Lo que más me molestó fue mi incapacidad de describir el sentimiento. Me senté al borde de la cama, mire la punta de mis pies envueltos en estas medias gris cenizo e intenté explicar qué era eso en el fondo de mi estómago. No era ya la gastritis, que había pasado, que tenía mejores cosas en las que ocuparse. Eso no. Tampoco era exceso o falta de alimento – hace meses que sigo casi religiosamente los preceptos de mis amigas que me han enseñado que no puedo dejar de comer sólo porque sí, porque se me olvide. No era el frío, tampoco. Había descubierto minutos atrás la calefacción y ahora los chorros de aire caliente que corrian por el radiador me eran perceptibles no sólo con la piel, sino también con el oido.

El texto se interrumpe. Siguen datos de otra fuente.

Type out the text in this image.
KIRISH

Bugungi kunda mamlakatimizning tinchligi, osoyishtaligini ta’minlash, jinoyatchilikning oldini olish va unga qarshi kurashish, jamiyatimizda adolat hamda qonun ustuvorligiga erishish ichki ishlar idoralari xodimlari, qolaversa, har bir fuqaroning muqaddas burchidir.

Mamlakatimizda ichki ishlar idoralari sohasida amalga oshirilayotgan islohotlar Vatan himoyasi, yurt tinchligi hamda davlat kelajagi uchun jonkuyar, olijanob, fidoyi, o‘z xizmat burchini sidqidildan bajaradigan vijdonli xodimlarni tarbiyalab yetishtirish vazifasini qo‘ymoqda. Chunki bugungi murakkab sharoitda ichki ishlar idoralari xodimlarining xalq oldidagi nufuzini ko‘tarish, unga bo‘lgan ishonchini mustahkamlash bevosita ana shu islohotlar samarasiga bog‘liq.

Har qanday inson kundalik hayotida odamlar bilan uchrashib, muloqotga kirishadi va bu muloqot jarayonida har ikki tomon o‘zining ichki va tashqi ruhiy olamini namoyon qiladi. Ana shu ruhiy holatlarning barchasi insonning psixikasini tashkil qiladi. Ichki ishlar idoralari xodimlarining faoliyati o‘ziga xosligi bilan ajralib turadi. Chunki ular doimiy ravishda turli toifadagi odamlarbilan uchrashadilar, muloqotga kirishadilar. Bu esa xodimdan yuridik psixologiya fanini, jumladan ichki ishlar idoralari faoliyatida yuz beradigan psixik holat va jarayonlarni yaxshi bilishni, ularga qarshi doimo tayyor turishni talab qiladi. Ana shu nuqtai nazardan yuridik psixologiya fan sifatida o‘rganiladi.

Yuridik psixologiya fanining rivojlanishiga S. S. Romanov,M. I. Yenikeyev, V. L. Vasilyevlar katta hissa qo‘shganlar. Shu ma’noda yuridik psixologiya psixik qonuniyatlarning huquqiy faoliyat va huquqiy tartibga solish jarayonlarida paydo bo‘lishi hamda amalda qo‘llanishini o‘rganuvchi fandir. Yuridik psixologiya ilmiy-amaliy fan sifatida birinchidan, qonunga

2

Ni frío, ni hambre, ni sed, ni dolor. Y sin embargo, había algo que me desconcertaba, no me permitía recostarme con propiedad en la cama inmensa con sus cobijas tan blancas. Afuera, en la calle, un auto había estacionado y sonaba fuerte una especie de reggeaton nórdico. “Eso no puede existir”, pensé. Y me quedé mirando a través de la ventana. Al vecino que estaba poniendo su arbolito de navidad. Al conductor del deportivo azul un poco demasiado canoso. Al actor que hacia de diablo en la televisión.
Y en el fondo del estómago, todavía esa incertidumbre, que crecía a medida que imaginaba lo que estaba guardado en mi escritorio. Que se retorcía en mí, como un bicho, cuando ciertos olores me alcanzaban desde mi abrigo ya escondido en el armario, también inmaculadamente blanco, del hotel. Un crujido. Los dos ojos abiertos, como lunas llenas. El temblor del fondo del estómago que ahora se desplazaba a mis pulmones mientras intentaba respirar según las instrucciones de la entrenadora.
De pronto, todo claro. Miedo. El miedo de la esperanza, de la posibilidad de que todo vaya bien. O no. Eso era.